Bir gün, beklenmedik bir şekilde annem beni görmeye geldi. Kapıyı açtığımda karşımdaki o yorgun, tek gözlü yüzü görünce içimden büyük bir öfke kabardı. Çocuklarım, onu görünce korkuyla arkamda saklandılar. Bu duruma daha fazla dayanamayarak, “Hemen git buradan! Çocuklarımı korkutmaya ne hakkın var?” dedim.
Başını öne eğerek, “Kusura bakma, yanlış bir şey yaptım galiba. Rahatsız ettiğim için özür dilerim,” dedi ve kapıyı çekip gitti.
Bu olayın ardından yıllar geçti. İşlerim yoğunlaşmış, hayatımın merkezinde sadece kariyerim ve ailem vardı. Derken bir gün, bir iş gezisi için memleketime gitmek zorunda kaldım.
Yıllar sonra doğduğum yere ayak bastığımda, çocukluk anılarım gözümün önüne geldi. “Anneme bir uğrasam mı?” diye düşündüm. Ama evine vardığımda, kapıda yabancı bir yüzle karşılaştım. Eski komşularımızdan birine annemi sordum.
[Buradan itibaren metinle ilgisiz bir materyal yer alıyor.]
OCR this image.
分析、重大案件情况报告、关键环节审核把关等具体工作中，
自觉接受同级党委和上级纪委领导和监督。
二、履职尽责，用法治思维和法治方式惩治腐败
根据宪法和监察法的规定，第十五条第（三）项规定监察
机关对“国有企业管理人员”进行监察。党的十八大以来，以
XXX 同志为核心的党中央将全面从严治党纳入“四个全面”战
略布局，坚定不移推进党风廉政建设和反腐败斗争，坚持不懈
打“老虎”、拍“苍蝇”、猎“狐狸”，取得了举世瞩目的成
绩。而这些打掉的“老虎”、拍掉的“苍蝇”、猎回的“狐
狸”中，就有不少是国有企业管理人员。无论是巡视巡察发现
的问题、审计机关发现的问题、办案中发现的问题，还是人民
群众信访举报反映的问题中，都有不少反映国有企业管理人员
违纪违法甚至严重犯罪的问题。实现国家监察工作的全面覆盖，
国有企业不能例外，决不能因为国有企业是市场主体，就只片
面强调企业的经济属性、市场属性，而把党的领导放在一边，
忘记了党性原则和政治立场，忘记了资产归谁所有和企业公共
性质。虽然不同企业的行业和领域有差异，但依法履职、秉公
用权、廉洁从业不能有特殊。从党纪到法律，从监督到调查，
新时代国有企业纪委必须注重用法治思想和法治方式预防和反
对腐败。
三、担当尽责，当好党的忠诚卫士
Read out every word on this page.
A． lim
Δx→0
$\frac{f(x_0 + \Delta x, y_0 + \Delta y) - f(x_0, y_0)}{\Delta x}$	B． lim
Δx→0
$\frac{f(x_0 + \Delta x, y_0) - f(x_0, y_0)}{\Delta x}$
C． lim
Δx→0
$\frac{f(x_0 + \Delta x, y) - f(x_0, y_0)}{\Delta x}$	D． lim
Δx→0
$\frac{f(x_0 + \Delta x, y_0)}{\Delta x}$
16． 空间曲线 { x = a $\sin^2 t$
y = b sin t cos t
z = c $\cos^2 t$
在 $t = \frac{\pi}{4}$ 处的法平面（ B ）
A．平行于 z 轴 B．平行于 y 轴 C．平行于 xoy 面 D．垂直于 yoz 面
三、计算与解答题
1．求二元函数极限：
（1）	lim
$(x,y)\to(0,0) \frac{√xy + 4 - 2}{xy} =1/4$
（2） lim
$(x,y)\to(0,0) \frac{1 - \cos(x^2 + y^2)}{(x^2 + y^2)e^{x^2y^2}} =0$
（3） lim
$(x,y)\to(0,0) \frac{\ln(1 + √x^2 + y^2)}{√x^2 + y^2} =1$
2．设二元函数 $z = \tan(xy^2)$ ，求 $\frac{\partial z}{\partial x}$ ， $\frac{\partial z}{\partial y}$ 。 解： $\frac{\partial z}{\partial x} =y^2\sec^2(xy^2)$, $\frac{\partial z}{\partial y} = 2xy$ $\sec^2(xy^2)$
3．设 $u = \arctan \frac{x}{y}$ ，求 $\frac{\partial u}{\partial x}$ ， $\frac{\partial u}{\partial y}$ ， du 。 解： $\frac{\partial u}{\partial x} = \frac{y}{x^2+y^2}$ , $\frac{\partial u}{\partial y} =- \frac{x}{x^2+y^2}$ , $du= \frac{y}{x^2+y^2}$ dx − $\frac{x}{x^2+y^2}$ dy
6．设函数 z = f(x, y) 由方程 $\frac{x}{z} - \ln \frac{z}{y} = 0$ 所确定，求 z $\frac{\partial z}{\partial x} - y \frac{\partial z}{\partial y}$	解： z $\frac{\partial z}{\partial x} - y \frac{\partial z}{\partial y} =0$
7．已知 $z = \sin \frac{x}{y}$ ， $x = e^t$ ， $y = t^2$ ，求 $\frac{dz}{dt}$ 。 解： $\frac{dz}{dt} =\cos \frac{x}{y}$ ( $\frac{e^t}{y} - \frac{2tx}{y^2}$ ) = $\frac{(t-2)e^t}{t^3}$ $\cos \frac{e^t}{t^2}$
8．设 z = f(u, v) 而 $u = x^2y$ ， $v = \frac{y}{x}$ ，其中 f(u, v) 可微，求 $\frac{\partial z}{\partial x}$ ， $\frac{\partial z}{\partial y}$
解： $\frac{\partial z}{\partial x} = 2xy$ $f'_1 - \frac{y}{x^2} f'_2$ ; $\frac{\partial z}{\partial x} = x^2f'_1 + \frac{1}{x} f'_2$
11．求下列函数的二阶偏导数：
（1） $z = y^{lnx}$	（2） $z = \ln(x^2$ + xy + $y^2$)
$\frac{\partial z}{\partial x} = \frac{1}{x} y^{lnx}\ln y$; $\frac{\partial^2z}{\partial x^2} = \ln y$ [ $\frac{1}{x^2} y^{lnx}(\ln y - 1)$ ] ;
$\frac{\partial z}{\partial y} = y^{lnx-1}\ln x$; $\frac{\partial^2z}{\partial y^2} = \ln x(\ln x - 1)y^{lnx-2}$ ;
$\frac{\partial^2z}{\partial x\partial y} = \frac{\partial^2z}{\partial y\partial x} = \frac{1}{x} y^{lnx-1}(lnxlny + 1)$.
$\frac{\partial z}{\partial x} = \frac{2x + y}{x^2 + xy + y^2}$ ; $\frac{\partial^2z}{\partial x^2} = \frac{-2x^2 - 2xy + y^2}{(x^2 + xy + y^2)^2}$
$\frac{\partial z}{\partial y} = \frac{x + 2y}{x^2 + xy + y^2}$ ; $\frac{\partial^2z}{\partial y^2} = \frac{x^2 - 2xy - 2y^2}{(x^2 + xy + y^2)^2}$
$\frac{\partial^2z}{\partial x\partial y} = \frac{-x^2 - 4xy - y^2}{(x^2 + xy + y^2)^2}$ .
Gözleri dolarak, “Annen birkaç ay önce vefat etti,” dedi. İçimde bir boşluk oluştu, ne hissetmem gerektiğini bilemedim. Komşu devam etti:
“Ölmeden önce sana bir mektup bıraktı. Almanı istedi.”
Elimdeki zarfı titreyerek açtım ve annemin tanıdık el yazısıyla yazılmış mektubu okumaya başladım:
“Sevgili oğlum,
Bu mektubu okuyorsan, artık bu dünyada değilim demektir. Ama içimde yıllardır taşıdığım bazı şeyleri sana anlatmam lazım…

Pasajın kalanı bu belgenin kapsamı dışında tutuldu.